Les personnages secondaires sont extrêmement nombreux. Meteora, Isentine, Vale Tassant (qui fait partie de mes chouchous par son aigreur et ses valeurs), Jeiros, et j’en passe. Ils ont tous un rôle à jouer et ils ne sont pas épargnés par tout ce qui se trame.

Le tout est rédigé dans un style d’écriture assez égal. Cela se lit bien, avec un vocabulaire accessible et des phrases sans complexité. L’ensemble me paraît un poil sans personnalité, dans le sens où cela aurait pu être écrit par n’importe qui. Ce ne sera donc pas grâce au style que je garderai un bon souvenir de ce pavé.

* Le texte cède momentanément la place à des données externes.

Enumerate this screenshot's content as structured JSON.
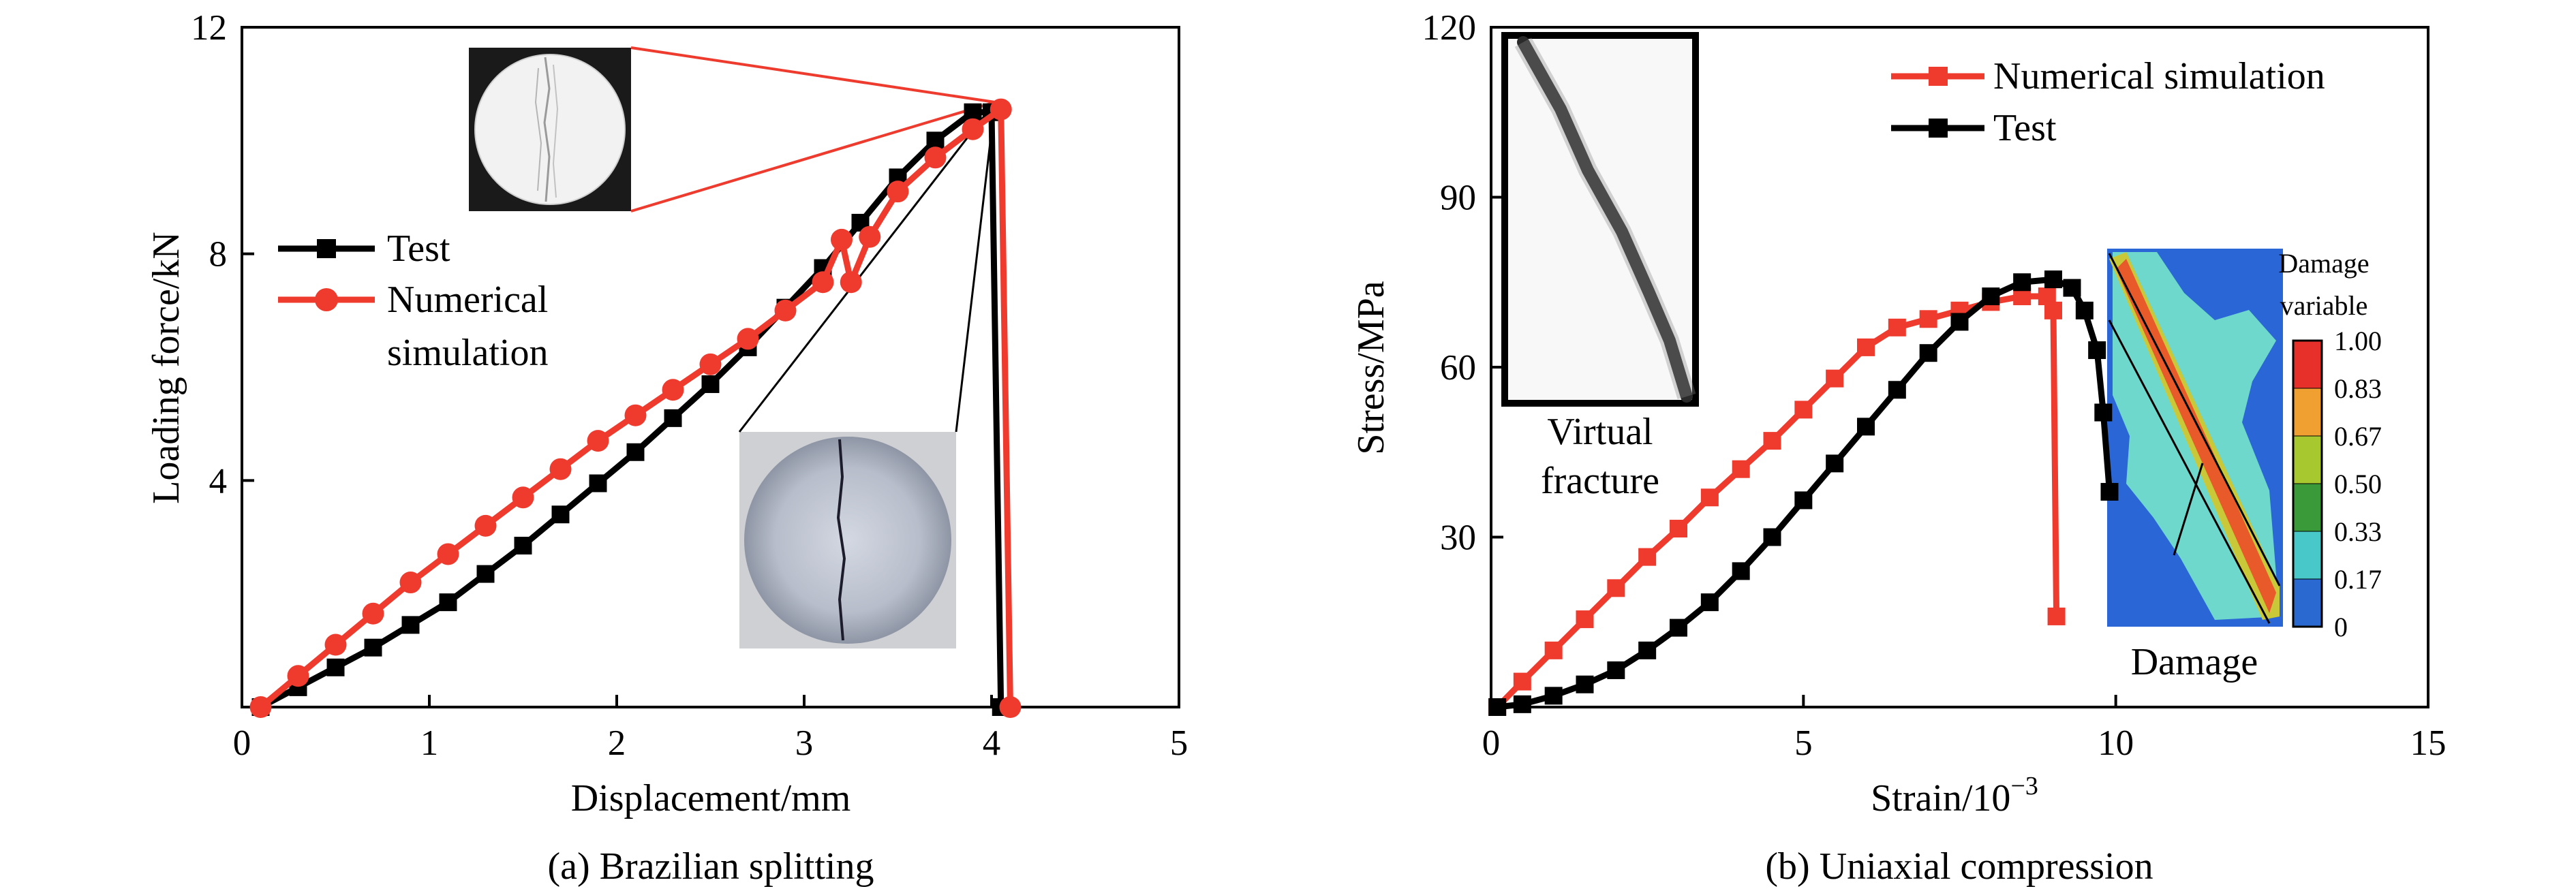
{
  "colors": {
    "test": "#000000",
    "simulation": "#ee3b2e",
    "inset_line_red": "#ee3b2e",
    "inset_line_black": "#000000"
  },
  "chart_data": [
    {
      "type": "line",
      "caption": "(a) Brazilian splitting",
      "xlabel": "Displacement/mm",
      "ylabel": "Loading force/kN",
      "xlim": [
        0,
        5
      ],
      "ylim": [
        0,
        12
      ],
      "xticks": [
        "0",
        "1",
        "2",
        "3",
        "4",
        "5"
      ],
      "yticks": [
        "4",
        "8",
        "12"
      ],
      "legend_position": "center-left",
      "series": [
        {
          "name": "Test",
          "marker": "square",
          "color": "#000000",
          "x": [
            0.1,
            0.3,
            0.5,
            0.7,
            0.9,
            1.1,
            1.3,
            1.5,
            1.7,
            1.9,
            2.1,
            2.3,
            2.5,
            2.7,
            2.9,
            3.1,
            3.3,
            3.5,
            3.7,
            3.9,
            4.0,
            4.05
          ],
          "y": [
            0.0,
            0.35,
            0.7,
            1.05,
            1.45,
            1.85,
            2.35,
            2.85,
            3.4,
            3.95,
            4.5,
            5.1,
            5.7,
            6.35,
            7.05,
            7.75,
            8.55,
            9.35,
            10.0,
            10.5,
            10.5,
            0.0
          ]
        },
        {
          "name": "Numerical simulation",
          "marker": "circle",
          "color": "#ee3b2e",
          "x": [
            0.1,
            0.3,
            0.5,
            0.7,
            0.9,
            1.1,
            1.3,
            1.5,
            1.7,
            1.9,
            2.1,
            2.3,
            2.5,
            2.7,
            2.9,
            3.1,
            3.2,
            3.25,
            3.35,
            3.5,
            3.7,
            3.9,
            4.05,
            4.1
          ],
          "y": [
            0.0,
            0.55,
            1.1,
            1.65,
            2.2,
            2.7,
            3.2,
            3.7,
            4.2,
            4.7,
            5.15,
            5.6,
            6.05,
            6.5,
            7.0,
            7.5,
            8.25,
            7.5,
            8.3,
            9.1,
            9.7,
            10.2,
            10.55,
            0.0
          ]
        }
      ],
      "annotations": []
    },
    {
      "type": "line",
      "caption": "(b) Uniaxial compression",
      "xlabel": "Strain/10",
      "xlabel_superscript": "−3",
      "ylabel": "Stress/MPa",
      "xlim": [
        0,
        15
      ],
      "ylim": [
        0,
        120
      ],
      "xticks": [
        "0",
        "5",
        "10",
        "15"
      ],
      "yticks": [
        "30",
        "60",
        "90",
        "120"
      ],
      "legend_position": "top-right",
      "series": [
        {
          "name": "Numerical simulation",
          "marker": "square",
          "color": "#ee3b2e",
          "x": [
            0.1,
            0.5,
            1.0,
            1.5,
            2.0,
            2.5,
            3.0,
            3.5,
            4.0,
            4.5,
            5.0,
            5.5,
            6.0,
            6.5,
            7.0,
            7.5,
            8.0,
            8.5,
            8.9,
            9.0,
            9.05
          ],
          "y": [
            0.0,
            4.5,
            10.0,
            15.5,
            21.0,
            26.5,
            31.5,
            37.0,
            42.0,
            47.0,
            52.5,
            58.0,
            63.5,
            67.0,
            68.5,
            70.0,
            71.5,
            72.5,
            72.5,
            70.0,
            16.0
          ]
        },
        {
          "name": "Test",
          "marker": "square",
          "color": "#000000",
          "x": [
            0.1,
            0.5,
            1.0,
            1.5,
            2.0,
            2.5,
            3.0,
            3.5,
            4.0,
            4.5,
            5.0,
            5.5,
            6.0,
            6.5,
            7.0,
            7.5,
            8.0,
            8.5,
            9.0,
            9.3,
            9.5,
            9.7,
            9.8,
            9.9
          ],
          "y": [
            0.0,
            0.5,
            2.0,
            4.0,
            6.5,
            10.0,
            14.0,
            18.5,
            24.0,
            30.0,
            36.5,
            43.0,
            49.5,
            56.0,
            62.5,
            68.0,
            72.5,
            75.0,
            75.5,
            74.0,
            70.0,
            63.0,
            52.0,
            38.0
          ]
        }
      ],
      "annotations": [
        {
          "text_1": "Virtual",
          "text_2": "fracture"
        },
        {
          "text": "Damage"
        }
      ],
      "colorbar": {
        "title_1": "Damage",
        "title_2": "variable",
        "ticks": [
          "1.00",
          "0.83",
          "0.67",
          "0.50",
          "0.33",
          "0.17",
          "0"
        ],
        "colors": [
          "#e8302a",
          "#f0a030",
          "#a8c830",
          "#3a9a3a",
          "#48c8c8",
          "#2a6ad0"
        ]
      }
    }
  ]
}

Une bonne lecture, marquante par la personnalité des dragons et le machiavélisme des humains. Si la plume (ou la traduction) est assez commune, l’intrigue vaut le détour pour sa lenteur, sa montée en tension et pour les personnages hétéroclites qui la façonnent. Jusqu’au bout je ne savais pas où tout cela nous mènerait et je ne fus pas déçue, ni du voyage, ni de la fin très amère, cohérente avec ce qui précède. C’est de la bonne fantasy noire, que je recommande à un public féru du genre.


15/20

Les Rois-dragons, intégrale de Stephen Deas, J'ai Lu, 1116 p.